Ils ne le vénèrent pas, mais ne le rejettent pas non plus. On peut déduire de cette attitude que le supérieur hiérarchique doit en faire plus pour les convaincre.

Ce n’est pas le rejet total. Mais avec le supérieur hiérarchique, les relations ne sont pas au top. Seulement un peu plus de la moitié de l’échantillon le considère comme un modèle. Sans les femmes qui sont 57% à admirer leur manager, on serait tombé en dessous de la barre des 50%. Les hommes sont en effet moins tendres avec la hiérarchie et surtout les CSP AB qui tirent le pourcentage des réfractaires à l’autorité vers le bas, seulement 41%. On présume que leur niveau de formation confère autant de légitimité pour diriger que leur supérieur hiérarchique.

A Marrakech aussi, le patron direct ne remporte pas les suffrages. Moins de 50% de l’échantillon en fait un modèle. Cette ville a la particularité d’être touristique.
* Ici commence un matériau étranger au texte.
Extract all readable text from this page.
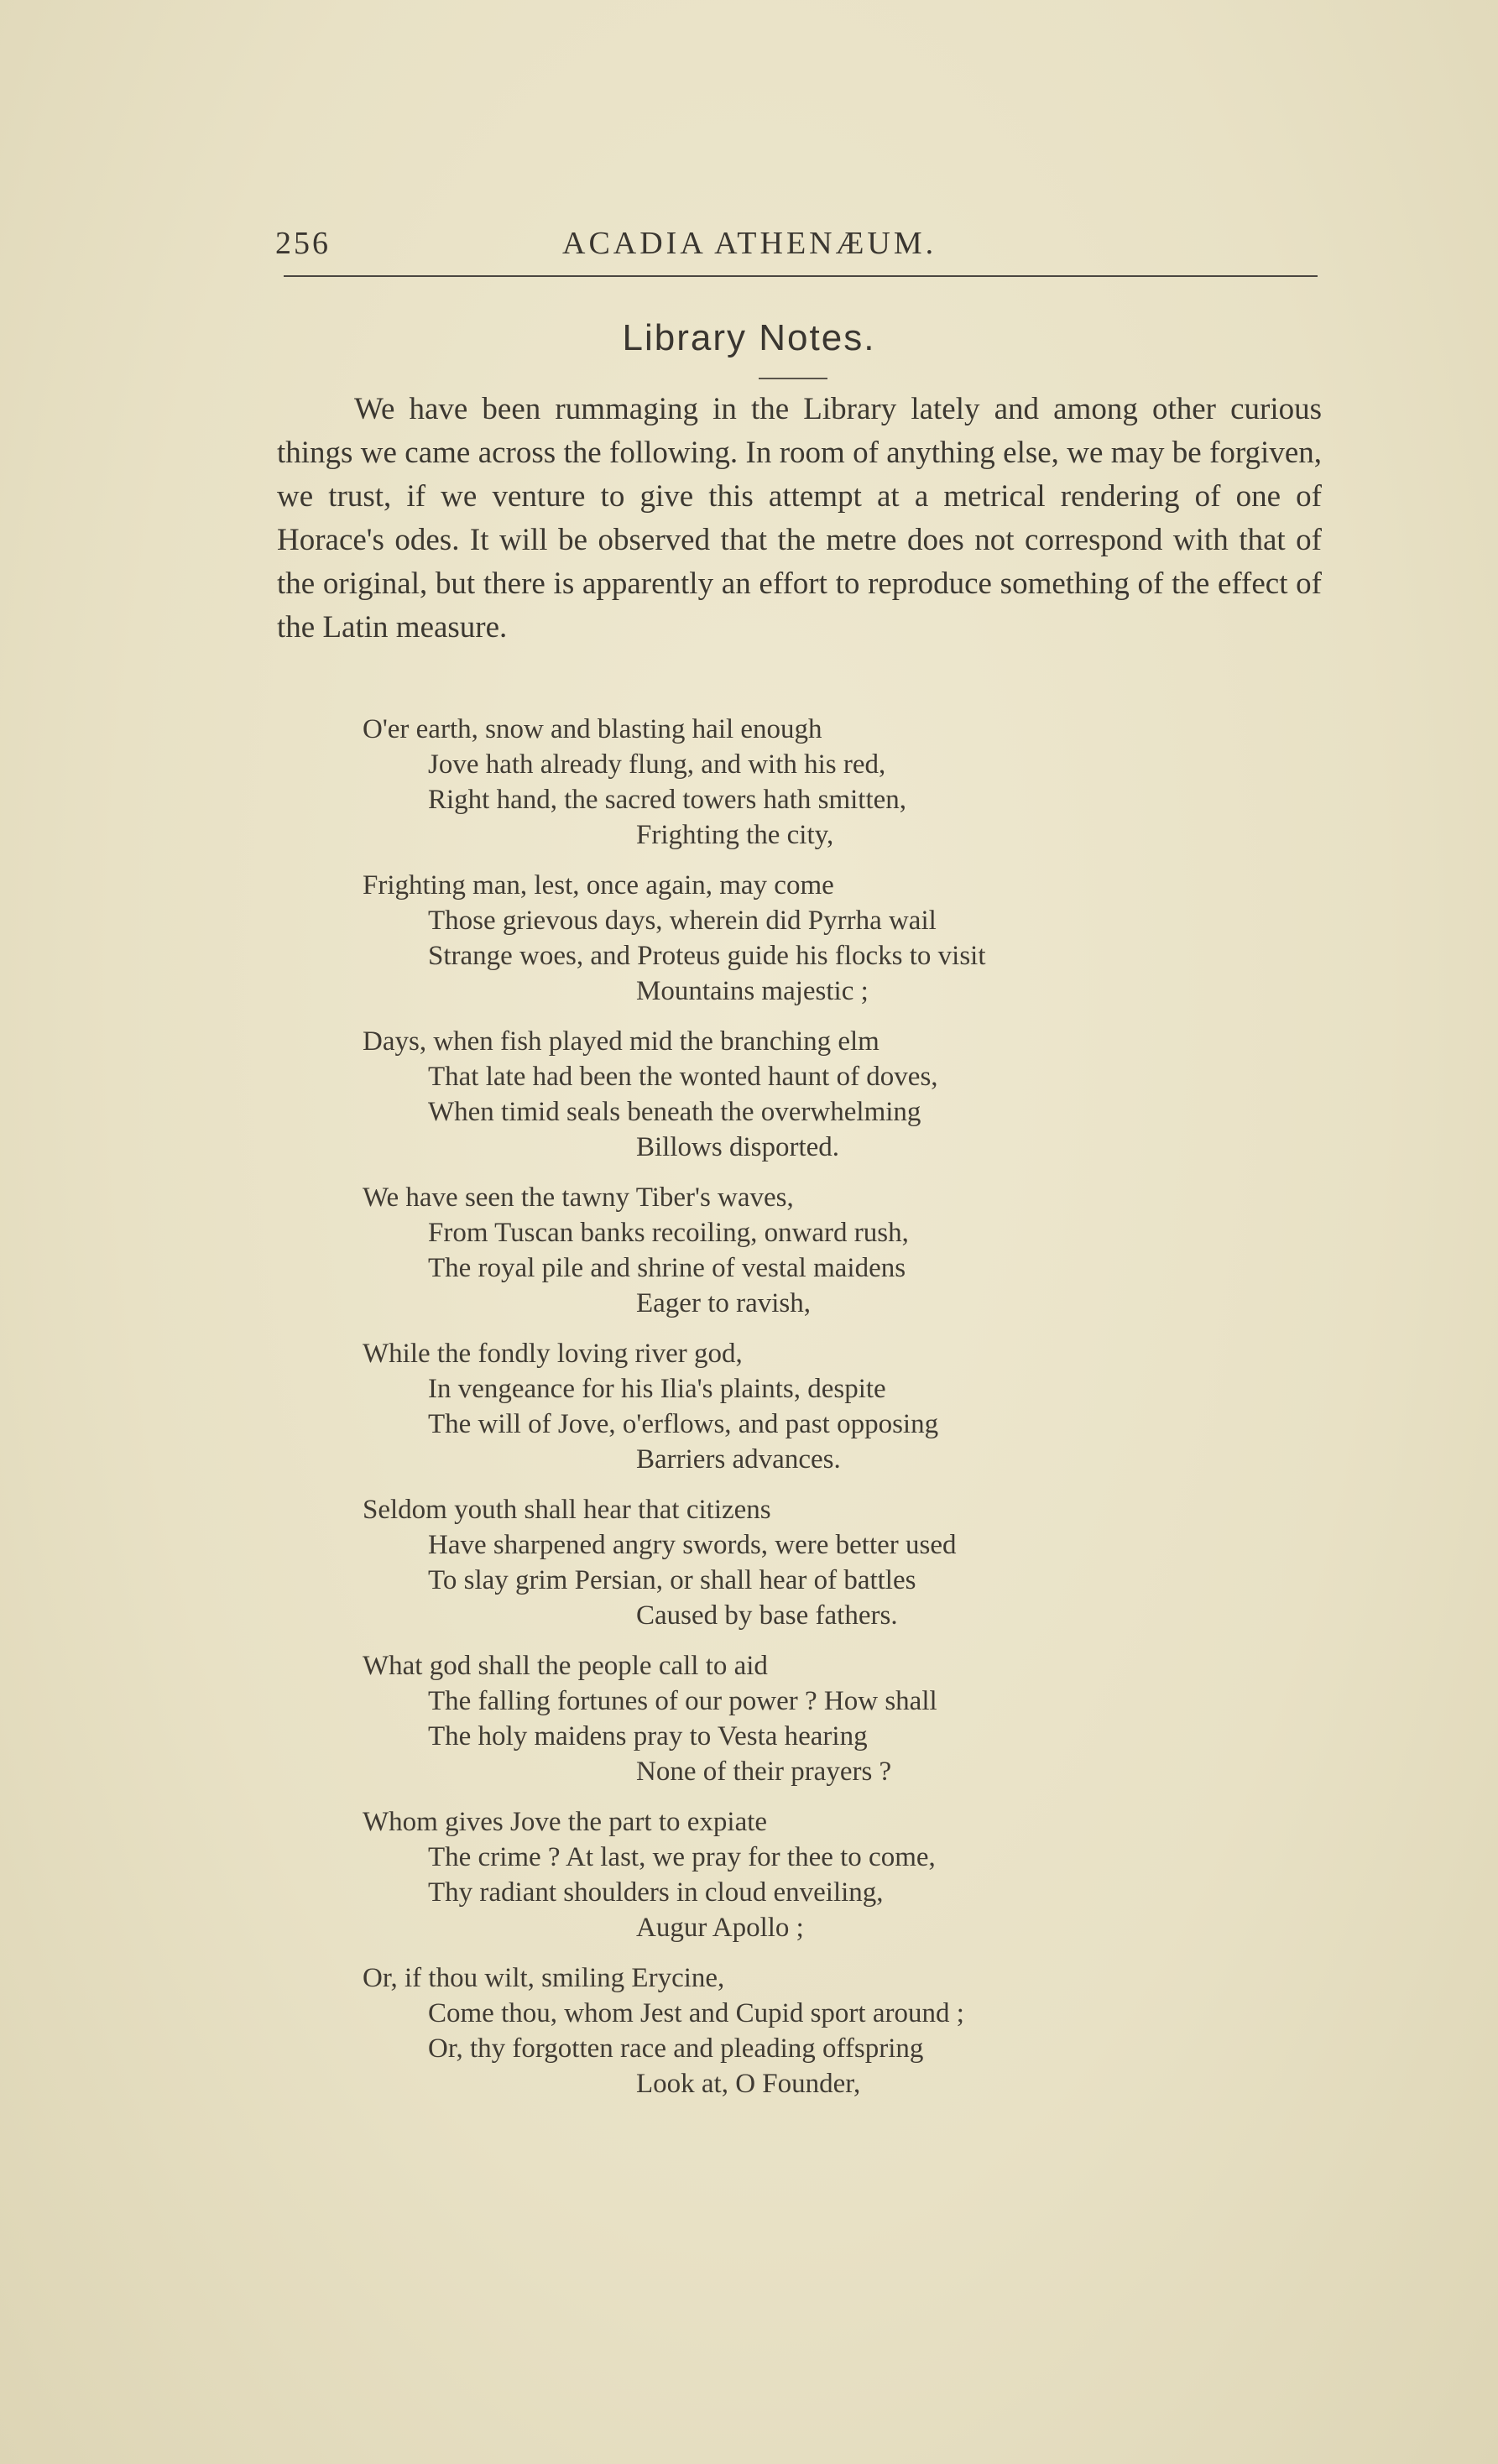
256	ACADIA ATHENÆUM.
Library Notes.
We have been rummaging in the Library lately and among other curious things we came across the following. In room of anything else, we may be forgiven, we trust, if we venture to give this attempt at a metrical rendering of one of Horace's odes. It will be observed that the metre does not correspond with that of the original, but there is apparently an effort to reproduce something of the effect of the Latin measure.
O'er earth, snow and blasting hail enough
Jove hath already flung, and with his red,
Right hand, the sacred towers hath smitten,
Frighting the city,
Frighting man, lest, once again, may come
Those grievous days, wherein did Pyrrha wail
Strange woes, and Proteus guide his flocks to visit
Mountains majestic ;
Days, when fish played mid the branching elm
That late had been the wonted haunt of doves,
When timid seals beneath the overwhelming
Billows disported.
We have seen the tawny Tiber's waves,
From Tuscan banks recoiling, onward rush,
The royal pile and shrine of vestal maidens
Eager to ravish,
While the fondly loving river god,
In vengeance for his Ilia's plaints, despite
The will of Jove, o'erflows, and past opposing
Barriers advances.
Seldom youth shall hear that citizens
Have sharpened angry swords, were better used
To slay grim Persian, or shall hear of battles
Caused by base fathers.
What god shall the people call to aid
The falling fortunes of our power ? How shall
The holy maidens pray to Vesta hearing
None of their prayers ?
Whom gives Jove the part to expiate
The crime ? At last, we pray for thee to come,
Thy radiant shoulders in cloud enveiling,
Augur Apollo ;
Or, if thou wilt, smiling Erycine,
Come thou, whom Jest and Cupid sport around ;
Or, thy forgotten race and pleading offspring
Look at, O Founder,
Une part non négligeable des emplois est concentrée dans ce secteur où le niveau de qualification des employés est assez proche. Parfois, c’est l’ancienneté qui prime en matière d’encadrement. Par contre, aucune classe d’âge ne remet fondamentalement en cause les compétences du supérieur. Ils sont d’accord à 67% sur cette question. Même les AB sont moins critiques.

Le respect est aussi de rigueur. La majorité reconnaît que leur dignité est sauve. Les femmes sont même 73% à le souligner. Etant plus consensuelles sur le plan professionnel, leurs relations avec le patron, souvent un homme, sont plus apaisées. Même dans les villes où le sentiment d’être méprisé est plus fort (Tanger et Fès), on est au dessus de 70%.

L’accessibilité du chef n’est pas non plus remise en cause. Sa porte est ouverte pour plus de 70% des sondés. Si l’on écarte ceux qui ne se prononcent pas, les déçus ne comptent que pour 10 à 15% selon les critères de classification de l’enquête.